Tuesday, June 12, 2007

The Opinionator

By Tobin Harshaw

War, too, makes for strange bedfellows, and the Bush administration is dealing today with the complications that inevitably ensue from such indiscretions: The Times reports that United States commanders are “arming Sunni Arab groups that have promised to fight militants linked with Al Qaeda who have been their allies in the past”; The Washington Post reports that “A tribal coalition formed to oppose the extremist group al-Qaeda in Iraq, a development that U.S. officials say has reduced violence in Iraq’s troubled Anbar province, is beginning to splinter”; while the Baltimore Sun finds that “Sudan has secretly worked with the C.I.A. to spy on the insurgency in Iraq - an example of how the United States has continued to cooperate with the Sudanese regime even while condemning its role in the killing of tens of thousands of civilians in Darfur.”

Good? Bad? Just the usual fog of war? On the Sunni alliance, former Washington Post reporter Douglas Farah has mixed feelings:

Having seen efforts to divide radical groups through material inducements (Marxist groups and paramilitary groups in Latin America, primarily), it seems clear that the U.S. will have to offer the Sunnis something tangible to make such an alliance more than a one-night stand where there is deep remorse on all sides almost immediately….

The question is, to me, if the U.S. arms Sunni groups who are fed up with the violence of the al Qaeda groups, and are willing and able to take them on directly, how does one insure they don’t eventually turn that fire back on U.S. troops?

The answer is that the Sunni groups will have to have some stake in the emerging political system of Iraq, something that they don’t now feel they have.

Marc Lynch at Abu Aardvark is impressed that “American military officials seem to understand the complex motivations of those insurgency groups far better than they did even quite recently, and are at least trying to work with them.” However, he doesn’t find the fracturing of the Anbar alliance that mysterious: “It has become increasingly clear the extent to which the U.S. funded, armed, and guided the alleged Anbar Awakening. It was obvious from the beginning that whatever the real irritation they felt with al-Qaeda, the Anbar Salvation Council was a racket, created and paid for by US forces to provide local cover, rather than representing real Sunni political developments.”
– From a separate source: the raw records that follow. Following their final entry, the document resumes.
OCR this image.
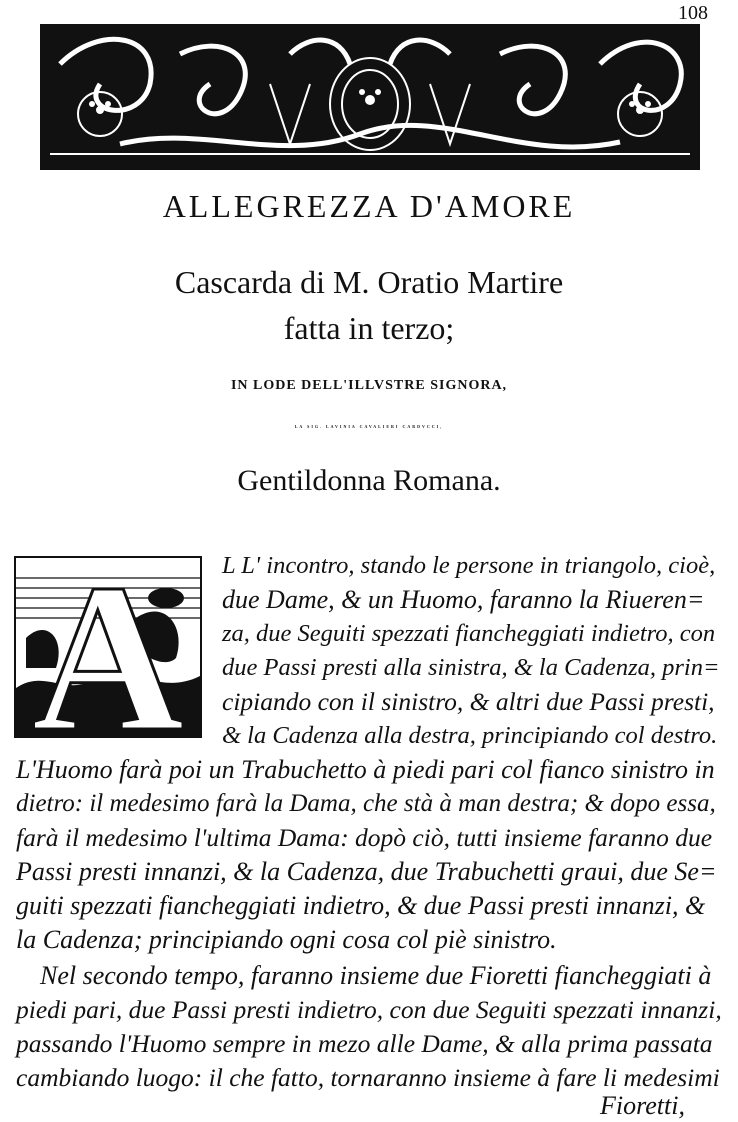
108
ALLEGREZZA D'AMORE
Cascarda di M. Oratio Martire
fatta in terzo;
IN LODE DELL'ILLVSTRE SIGNORA,
LA SIG. LAVINIA CAVALIERI CARDVCCI,
Gentildonna Romana.
A	L L' incontro, stando le persone in triangolo, cioè,
due Dame, & un Huomo, faranno la Riueren=
za, due Seguiti spezzati fiancheggiati indietro, con
due Passi presti alla sinistra, & la Cadenza, prin=
cipiando con il sinistro, & altri due Passi presti,
& la Cadenza alla destra, principiando col destro.
L'Huomo farà poi un Trabuchetto à piedi pari col fianco sinistro in
dietro: il medesimo farà la Dama, che stà à man destra; & dopo essa,
farà il medesimo l'ultima Dama: dopò ciò, tutti insieme faranno due
Passi presti innanzi, & la Cadenza, due Trabuchetti graui, due Se=
guiti spezzati fiancheggiati indietro, & due Passi presti innanzi, &
la Cadenza; principiando ogni cosa col piè sinistro.
Nel secondo tempo, faranno insieme due Fioretti fiancheggiati à
piedi pari, due Passi presti indietro, con due Seguiti spezzati innanzi,
passando l'Huomo sempre in mezo alle Dame, & alla prima passata
cambiando luogo: il che fatto, tornaranno insieme à fare li medesimi
Fioretti,
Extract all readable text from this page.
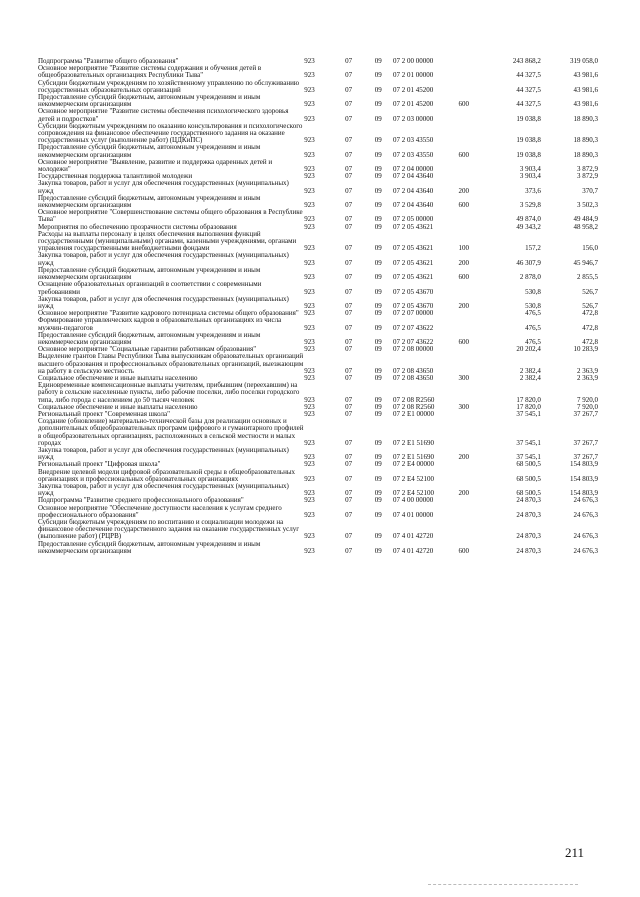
Подпрограмма "Развитие общего образования"	923	07	09	07 2 00 00000		243 868,2	319 058,0
Основное мероприятие "Развитие системы содержания и обучения детей в общеобразовательных организациях Республики Тыва"	923	07	09	07 2 01 00000		44 327,5	43 981,6
Субсидии бюджетным учреждениям по хозяйственному управлению по обслуживанию государственных образовательных организаций	923	07	09	07 2 01 45200		44 327,5	43 981,6
Предоставление субсидий бюджетным, автономным учреждениям и иным некоммерческим организациям	923	07	09	07 2 01 45200	600	44 327,5	43 981,6
Основное мероприятие "Развитие системы обеспечения психологического здоровья детей и подростков"	923	07	09	07 2 03 00000		19 038,8	18 890,3
Субсидии бюджетным учреждениям по оказанию консультирования и психологического сопровождения на финансовое обеспечение государственного задания на оказание государственных услуг (выполнение работ) (ЦДКиПС)	923	07	09	07 2 03 43550		19 038,8	18 890,3
Предоставление субсидий бюджетным, автономным учреждениям и иным некоммерческим организациям	923	07	09	07 2 03 43550	600	19 038,8	18 890,3
Основное мероприятие "Выявление, развитие и поддержка одаренных детей и молодежи"	923	07	09	07 2 04 00000		3 903,4	3 872,9
Государственная поддержка талантливой молодежи	923	07	09	07 2 04 43640		3 903,4	3 872,9
Закупка товаров, работ и услуг для обеспечения государственных (муниципальных) нужд	923	07	09	07 2 04 43640	200	373,6	370,7
Предоставление субсидий бюджетным, автономным учреждениям и иным некоммерческим организациям	923	07	09	07 2 04 43640	600	3 529,8	3 502,3
Основное мероприятие "Совершенствование системы общего образования в Республике Тыва"	923	07	09	07 2 05 00000		49 874,0	49 484,9
Мероприятия по обеспечению прозрачности системы образования	923	07	09	07 2 05 43621		49 343,2	48 958,2
Расходы на выплаты персоналу в целях обеспечения выполнения функций государственными (муниципальными) органами, казенными учреждениями, органами управления государственными внебюджетными фондами	923	07	09	07 2 05 43621	100	157,2	156,0
Закупка товаров, работ и услуг для обеспечения государственных (муниципальных) нужд	923	07	09	07 2 05 43621	200	46 307,9	45 946,7
Предоставление субсидий бюджетным, автономным учреждениям и иным некоммерческим организациям	923	07	09	07 2 05 43621	600	2 878,0	2 855,5
Оснащение образовательных организаций в соответствии с современными требованиями	923	07	09	07 2 05 43670		530,8	526,7
Закупка товаров, работ и услуг для обеспечения государственных (муниципальных) нужд	923	07	09	07 2 05 43670	200	530,8	526,7
Основное мероприятие "Развитие кадрового потенциала системы общего образования"	923	07	09	07 2 07 00000		476,5	472,8
Формирование управленческих кадров в образовательных организациях из числа мужчин-педагогов	923	07	09	07 2 07 43622		476,5	472,8
Предоставление субсидий бюджетным, автономным учреждениям и иным некоммерческим организациям	923	07	09	07 2 07 43622	600	476,5	472,8
Основное мероприятие "Социальные гарантии работникам образования"	923	07	09	07 2 08 00000		20 202,4	10 283,9
Выделение грантов Главы Республики Тыва выпускникам образовательных организаций высшего образования и профессиональных образовательных организаций, выезжающим на работу в сельскую местность	923	07	09	07 2 08 43650		2 382,4	2 363,9
Социальное обеспечение и иные выплаты населению	923	07	09	07 2 08 43650	300	2 382,4	2 363,9
Единовременные компенсационные выплаты учителям, прибывшим (переехавшим) на работу в сельские населенные пункты, либо рабочие поселки, либо поселки городского типа, либо города с населением до 50 тысяч человек	923	07	09	07 2 08 R2560		17 820,0	7 920,0
Социальное обеспечение и иные выплаты населению	923	07	09	07 2 08 R2560	300	17 820,0	7 920,0
Региональный проект "Современная школа"	923	07	09	07 2 E1 00000		37 545,1	37 267,7
Создание (обновление) материально-технической базы для реализации основных и дополнительных общеобразовательных программ цифрового и гуманитарного профилей в общеобразовательных организациях, расположенных в сельской местности и малых городах	923	07	09	07 2 E1 51690		37 545,1	37 267,7
Закупка товаров, работ и услуг для обеспечения государственных (муниципальных) нужд	923	07	09	07 2 E1 51690	200	37 545,1	37 267,7
Региональный проект "Цифровая школа"	923	07	09	07 2 E4 00000		68 500,5	154 803,9
Внедрение целевой модели цифровой образовательной среды в общеобразовательных организациях и профессиональных образовательных организациях	923	07	09	07 2 E4 52100		68 500,5	154 803,9
Закупка товаров, работ и услуг для обеспечения государственных (муниципальных) нужд	923	07	09	07 2 E4 52100	200	68 500,5	154 803,9
Подпрограмма "Развитие среднего профессионального образования"	923	07	09	07 4 00 00000		24 870,3	24 676,3
Основное мероприятие "Обеспечение доступности населения к услугам среднего профессионального образования"	923	07	09	07 4 01 00000		24 870,3	24 676,3
Субсидии бюджетным учреждениям по воспитанию и социализации молодежи на финансовое обеспечение государственного задания на оказание государственных услуг (выполнение работ) (РЦРВ)	923	07	09	07 4 01 42720		24 870,3	24 676,3
Предоставление субсидий бюджетным, автономным учреждениям и иным некоммерческим организациям	923	07	09	07 4 01 42720	600	24 870,3	24 676,3
211
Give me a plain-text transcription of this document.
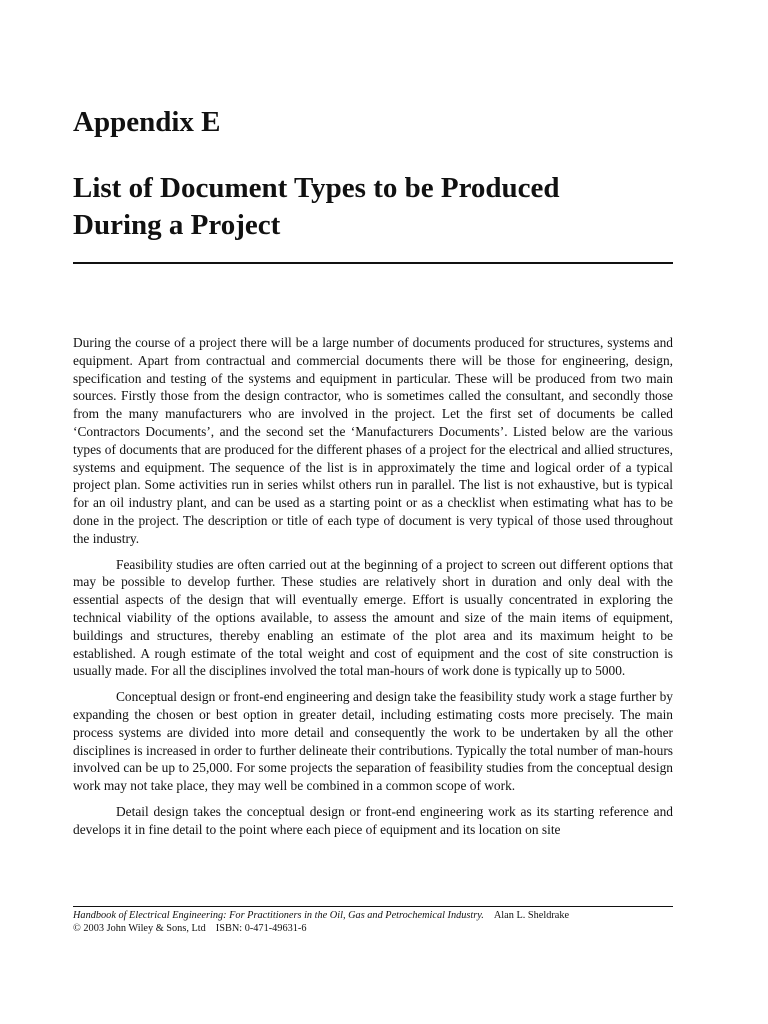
Appendix E
List of Document Types to be Produced
During a Project

During the course of a project there will be a large number of documents produced for structures, systems and equipment. Apart from contractual and commercial documents there will be those for engineering, design, specification and testing of the systems and equipment in particular. These will be produced from two main sources. Firstly those from the design contractor, who is sometimes called the consultant, and secondly those from the many manufacturers who are involved in the project. Let the first set of documents be called ‘Contractors Documents’, and the second set the ‘Manufacturers Documents’. Listed below are the various types of documents that are produced for the different phases of a project for the electrical and allied structures, systems and equipment. The sequence of the list is in approximately the time and logical order of a typical project plan. Some activities run in series whilst others run in parallel. The list is not exhaustive, but is typical for an oil industry plant, and can be used as a starting point or as a checklist when estimating what has to be done in the project. The description or title of each type of document is very typical of those used throughout the industry.

Feasibility studies are often carried out at the beginning of a project to screen out different options that may be possible to develop further. These studies are relatively short in duration and only deal with the essential aspects of the design that will eventually emerge. Effort is usually concentrated in exploring the technical viability of the options available, to assess the amount and size of the main items of equipment, buildings and structures, thereby enabling an estimate of the plot area and its maximum height to be established. A rough estimate of the total weight and cost of equipment and the cost of site construction is usually made. For all the disciplines involved the total man-hours of work done is typically up to 5000.

Conceptual design or front-end engineering and design take the feasibility study work a stage further by expanding the chosen or best option in greater detail, including estimating costs more precisely. The main process systems are divided into more detail and consequently the work to be undertaken by all the other disciplines is increased in order to further delineate their contributions. Typically the total number of man-hours involved can be up to 25,000. For some projects the separation of feasibility studies from the conceptual design work may not take place, they may well be combined in a common scope of work.

Detail design takes the conceptual design or front-end engineering work as its starting reference and develops it in fine detail to the point where each piece of equipment and its location on site

Handbook of Electrical Engineering: For Practitioners in the Oil, Gas and Petrochemical Industry. Alan L. Sheldrake
© 2003 John Wiley & Sons, Ltd ISBN: 0-471-49631-6
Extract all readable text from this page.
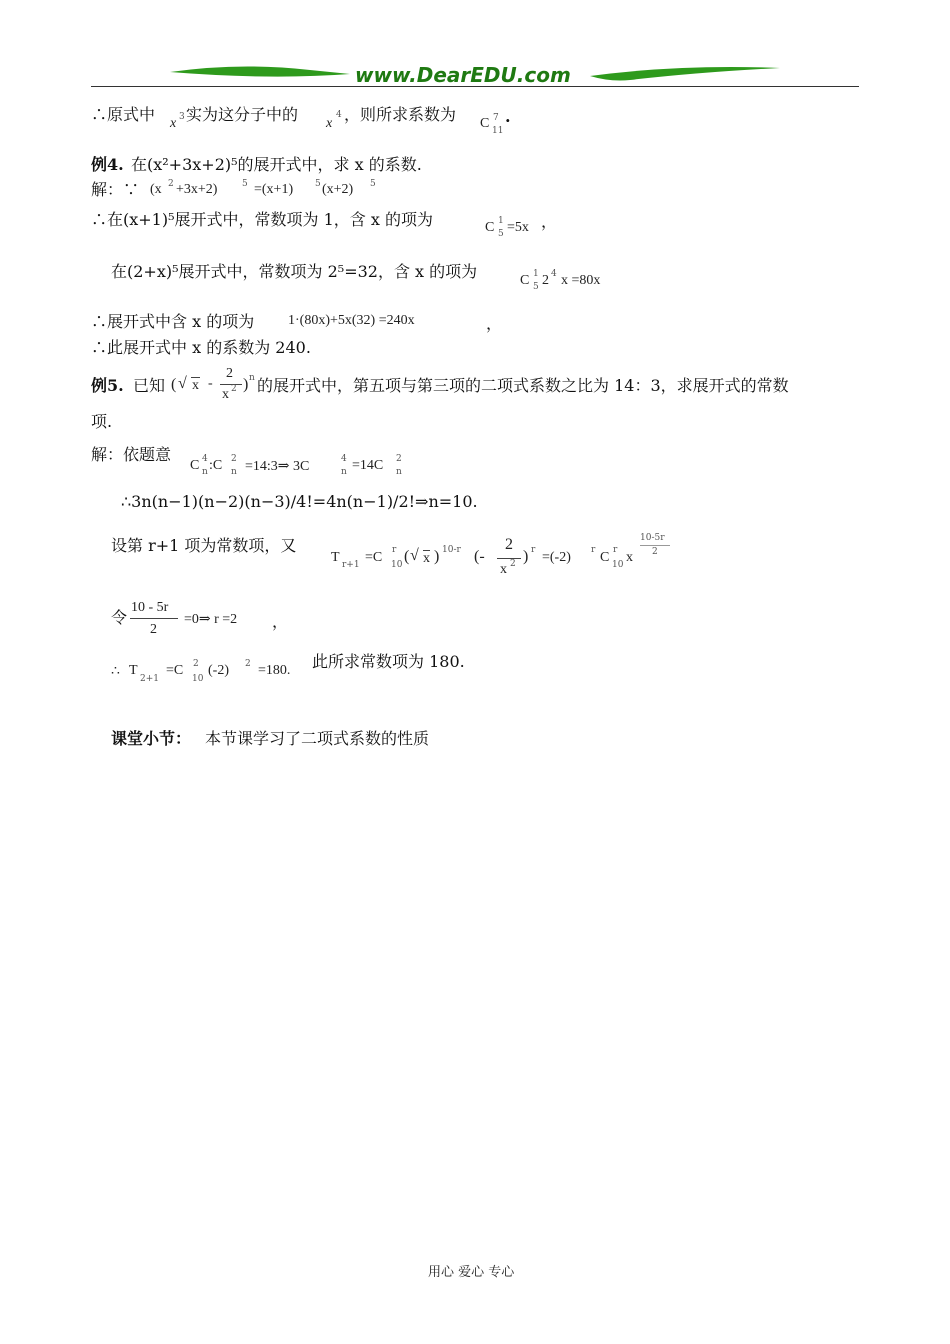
www.DearEDU.com
∴原式中 x 3 实为这分子中的 x
4 ，则所求系数为 C 7
11
.
例4. 在(x²+3x+2)⁵的展开式中，求 x 的系数.
解：∵ (x 2 +3x+2)	5 =(x+1) 5 (x+2) 5
∴在(x+1)⁵展开式中，常数项为 1，含 x 的项为	C 1
5 =5x ，
在(2+x)⁵展开式中，常数项为 2⁵=32，含 x 的项为	C 1
5 2 4 x =80x
∴展开式中含 x 的项为 1·(80x)+5x(32) =240x	，
∴此展开式中 x 的系数为 240.
例5. 已知 ( √ x -
2
x 2 ) n 的展开式中，第五项与第三项的二项式系数之比为 14：3，求展开式的常数
项.
解：依题意
C 4
n :C 2
n =14:3⇒ 3C	4
n =14C 2
n
∴3n(n−1)(n−2)(n−3)/4!=4n(n−1)/2!⇒n=10.
设第 r+1 项为常数项，又
T r+1 =C r
10 ( √ x ) 10-r (-
2
x 2 ) r =(-2) r C r
10 x
10-5r
2
令
10 - 5r
2
=0⇒ r =2 ，
∴ T
2+1
=C 2
10
(-2) 2 =180. 此所求常数项为 180.
课堂小节： 本节课学习了二项式系数的性质
用心 爱心 专心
“Turns out that the C.I.A. is using Sudanese spies against the Iraqi guerrillas,” notes Juan Cole, who doesn’t seem to be surprised or shocked. “Bush sees no enemies among the oil states, only opportunities to be exploited. Most Americans don’t realize that Bush has also de facto deployed Iran-trained Badr Corps fighters against the Sunni Arabs in Iraq, as well. So Iran and Sudan are the great bogeymen in Bush rhetoric, but the pillars of his Iraq policy in reality.”

Well, seeing as professor Cole has never, as far as I know, had a kind word for the White House, perhaps his finding that the administration’s actions are at least consistent amounts to a tiny bit of respect. In any case, it’s as close to bedfellows as those two sides will ever get.